Döviz beklentisinin yüksek olduğu bir alan da turizm sektörü. Sırf yabancı turist çekmek için işçilere İngilizce “ben aşılıyım keyfine bak” yazılı maskeler giydirip reklam filmi çeken iktidar yine döviz için emekçi halkın onurunu kırmaktan çekinmemişti. Tepkiler sonucunda reklam filmi geri çekildi ama politikalar aynen devam ediyor. Turizm sektöründe güvencesiz çalışma ve ağır sömürü koşulları kol geziyor. Turizm sektörü bilhassa yaz turizminin öne çıktığı yerlerde mevsimlik çalışma ve ağır baskı koşulları dolayısıyla sendikalaşma hemen hemen hiç yok.
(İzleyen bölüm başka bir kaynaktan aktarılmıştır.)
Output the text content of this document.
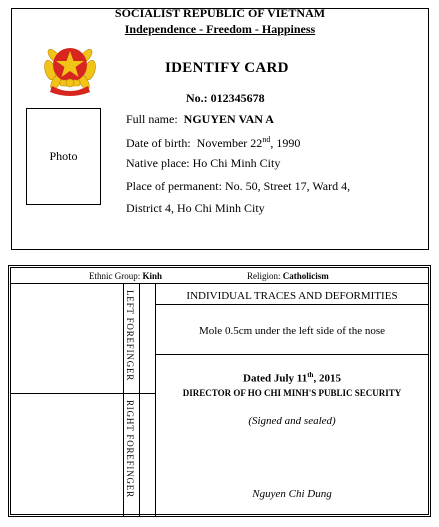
SOCIALIST REPUBLIC OF VIETNAM
Independence - Freedom - Happiness
IDENTIFY CARD
No.: 012345678
Photo
Full name: NGUYEN VAN A
Date of birth: November 22nd, 1990
Native place: Ho Chi Minh City
Place of permanent: No. 50, Street 17, Ward 4,
District 4, Ho Chi Minh City
Ethnic Group: Kinh	Religion: Catholicism
LEFT FOREFINGER
RIGHT FOREFINGER
INDIVIDUAL TRACES AND DEFORMITIES
Mole 0.5cm under the left side of the nose
Dated July 11th, 2015
DIRECTOR OF HO CHI MINH'S PUBLIC SECURITY
(Signed and sealed)
Nguyen Chi Dung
Son dönemde çok gündemde olan mafyatik yapıları örgütlenmek, hakkını aramak, ödenmeyen mesai ücretlerini talep etmek isteyen işçilerin karşısında da görüyoruz. Turizm patronları derneği pandemi yüzünden turist sayısı azalsa da turist başına harcamanın 600 dolarlardan 700 dolarların üstüne çıkmasından övgüyle bahsediyor. Aynı patronlar asgari ücretin 336 dolara denk geldiğinden bahsetmiyor tabii ki. Turistler geldiğinde, yaptıkları harcamalar arttığında işçinin ücreti de aynı şekilde artmıyor. Ancak patronlar her fırsatta işçiden kesinti yapmaya yelteniyorlar. Şimdi de tüm turizm patronları Rusya’nın Türkiye’ye uçuşları iptal etmesinin faturasını işçilere kesmeye hazırlanıyor.

Devrimci İşçi Partisi diyor ki:

Dış borç reddedilsin! Döviz yasaklansın! Dış ticarette devlet tekeli!

Dolara avroya bağımlı ekonomi boyunduruk altında olmak demektir. Borç yiğidin kamçısı değildir. Borç bu halkın boynuna takılmış zincirdir. Yaşadığımız ve gördüğümüz gibi ülkeye döviz girerken de döviz çıkarken de fatura emekçi halka kesilmektedir. Sermaye partileri bu düzenin devamından yanadır. Birbiriyle kim daha fazla döviz getirecek diye yarışmakta, halka da bunu matah bir şeymiş gibi anlatmaktalar. Oysa işçi sınıfının ve emekçi halkın bu emperyalist boyunduruktan kurtulmasının koşulu ekonomiyi dövize bağımlılıktan kurtarmaktır. Bunun için dövizin yasaklanması, dış ticarette devlet tekeli kurulması elzemdir. Emperyalist sermaye için Türkiye bir ucuz emek gücü cenneti olmamalı tam tersine emperyalist tekellerin tüm varlıkları ve özellikle bankalar işçi denetiminde kamulaştırılmalıdır! Dış borç reddedilmelidir! Kaynaklar emperyalist tefecilere değil halkın ihtiyaçlarına tahsis edilmelidir! Türkiye kamu mülkiyeti ve tek devlet bankası üzerinden üretimi ve ticareti emekçi halkın çıkar ve ihtiyaçları doğrultusunda planlamalıdır. Böylelikle bu ülkenin insanları yaşadıkları memleketi asalak sermaye için değil kendileri için cennete çevirebilecektir.